Because rectal prolapse in pediatric age was known to have a self-limitting natural history in weeks to years, this disease is prone to be regarded as a minor condition to the most of surgeons. But to the children and the parents who have to be suffered each time could be a heavy distress. Even though operative or nonoperative methods can be applicable for treatment, the main problem is in surgeon's side, whose preference is based on the experiences of adult patients. The authors have experienced 16 cases of ano-rectal prolapse for 9 years since 1986. Eleven of them were true rectal prolapses. In 7 cases of true type, injection therapy has been tried. One ml of five percent phenol in glycerine was injected into the submucosal layer of the ano-rectal angle level at both lateral and posterior sides. After first trial of each cases, 5 of them were cured completely so far. Recurrences were in two cases, but one of them was temporary to be subsided afterward.
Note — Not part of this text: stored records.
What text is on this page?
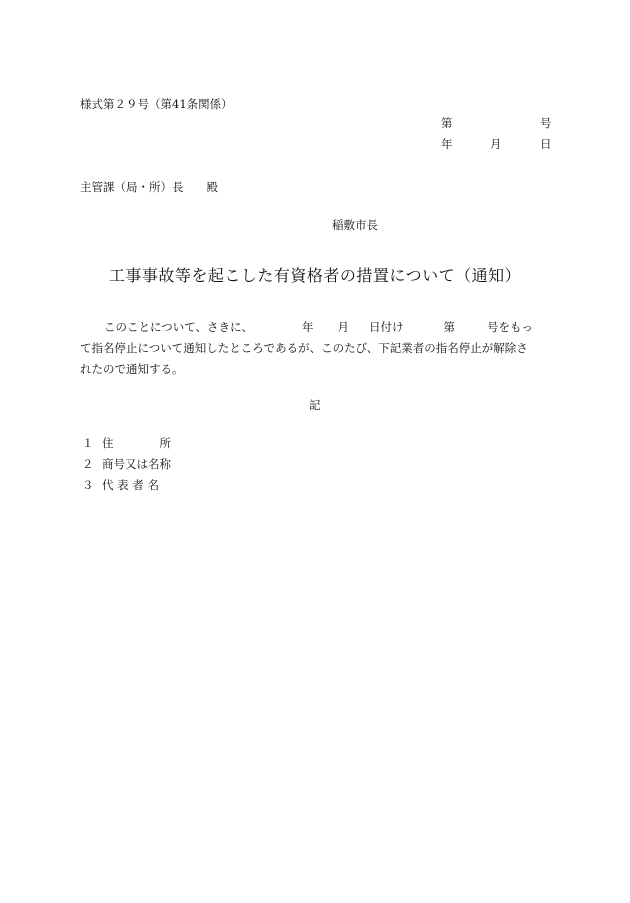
様式第２９号（第41条関係）
第	号
年	月	日
主管課（局・所）長　　殿
稲敷市長
工事事故等を起こした有資格者の措置について（通知）
このことについて、さきに、	年 月 日付け	第	号をもっ
て指名停止について通知したところであるが、このたび、下記業者の指名停止が解除さ
れたので通知する。
記
１ 住　　　　所
２ 商号又は名称
３ 代 表 者 名
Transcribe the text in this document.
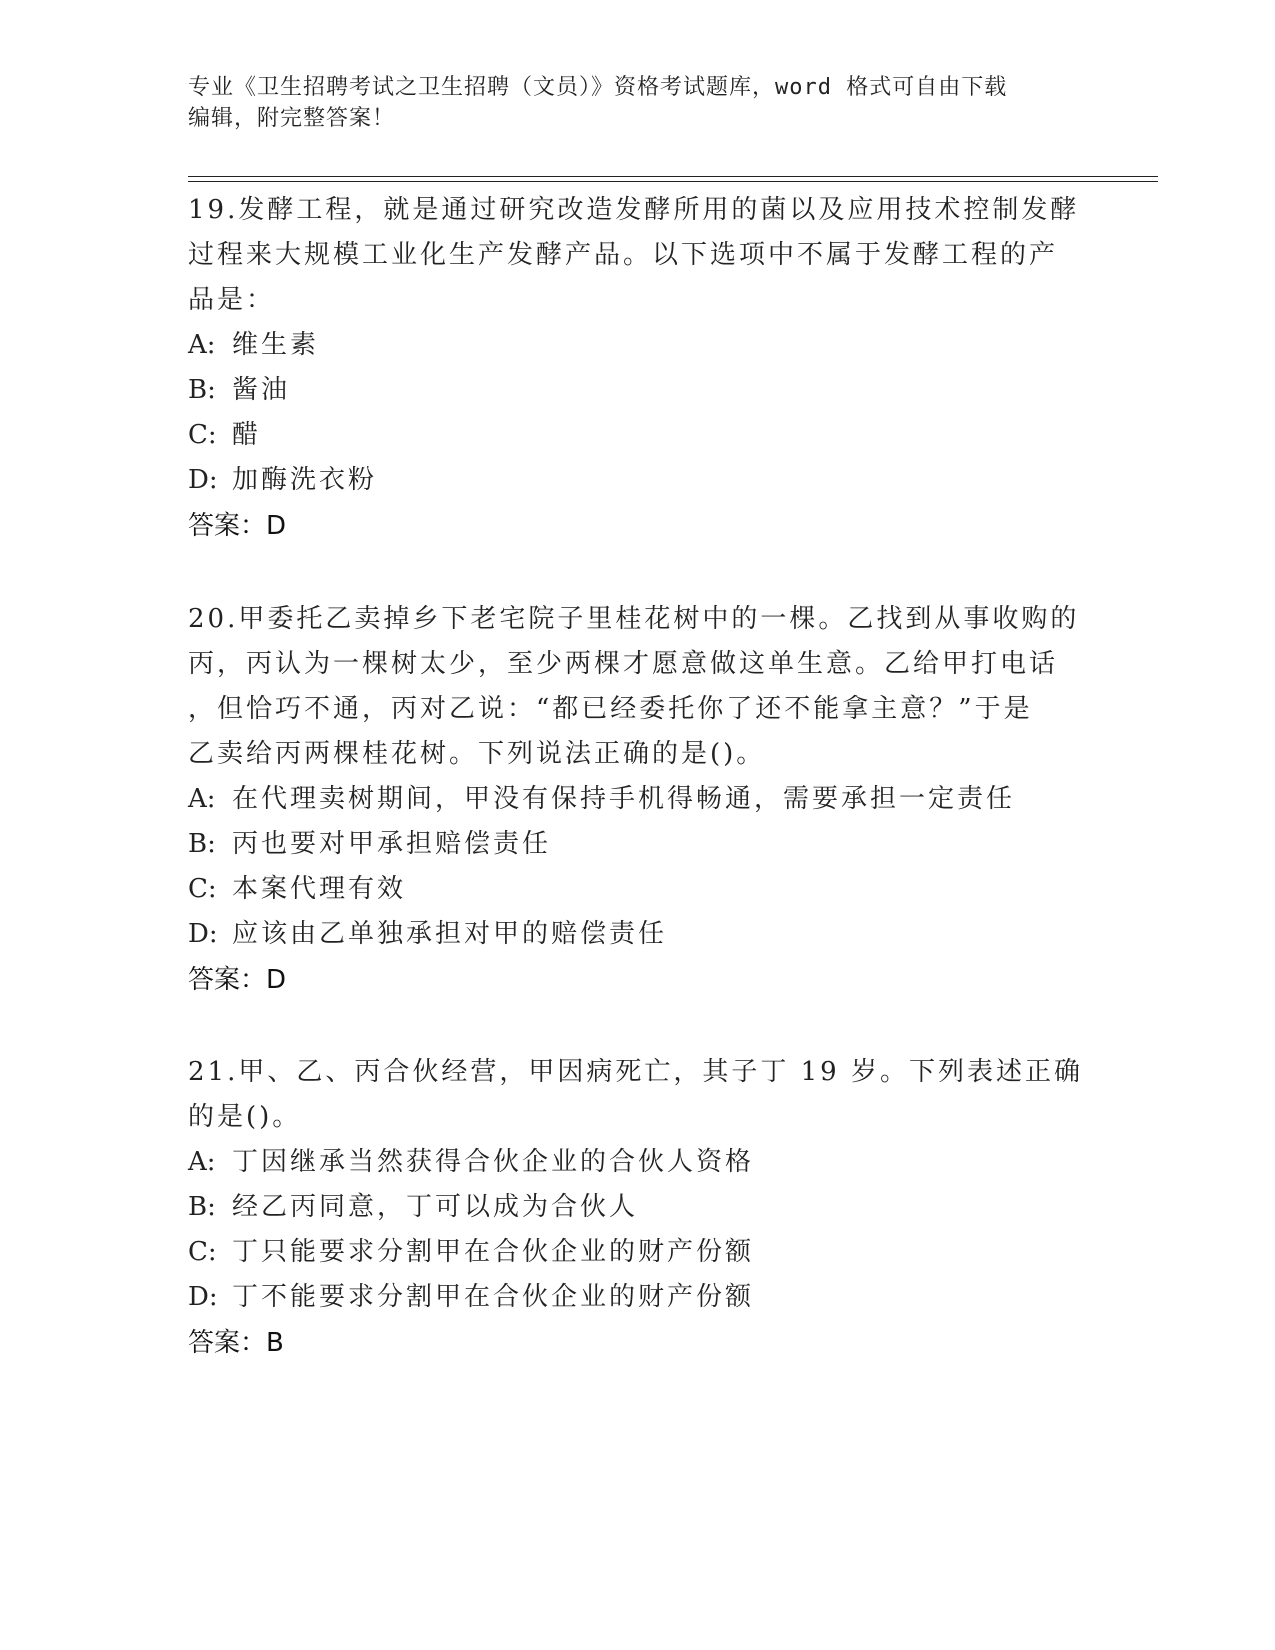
专业《卫生招聘考试之卫生招聘（文员）》资格考试题库，word 格式可自由下载
编辑，附完整答案！

19.发酵工程，就是通过研究改造发酵所用的菌以及应用技术控制发酵
过程来大规模工业化生产发酵产品。以下选项中不属于发酵工程的产
品是：

A: 维生素

B: 酱油

C: 醋

D: 加酶洗衣粉

答案：D

20.甲委托乙卖掉乡下老宅院子里桂花树中的一棵。乙找到从事收购的
丙，丙认为一棵树太少，至少两棵才愿意做这单生意。乙给甲打电话
，但恰巧不通，丙对乙说：“都已经委托你了还不能拿主意？”于是
乙卖给丙两棵桂花树。下列说法正确的是()。

A: 在代理卖树期间，甲没有保持手机得畅通，需要承担一定责任

B: 丙也要对甲承担赔偿责任

C: 本案代理有效

D: 应该由乙单独承担对甲的赔偿责任

答案：D

21.甲、乙、丙合伙经营，甲因病死亡，其子丁 19 岁。下列表述正确
的是()。

A: 丁因继承当然获得合伙企业的合伙人资格

B: 经乙丙同意，丁可以成为合伙人

C: 丁只能要求分割甲在合伙企业的财产份额

D: 丁不能要求分割甲在合伙企业的财产份额

答案：B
Complete bowel cleansing and adequate sedations were required as preoperative preparations. Two days' oral antibiotics and two weeks' laxatives for free of defecation straining were recommended after the procedure. The safety of sclerosis was supported by the experimental histology. In pediatric rectal prolapse, sclerosis seems to be a safe and effective treatment of choice without any significant morbidity.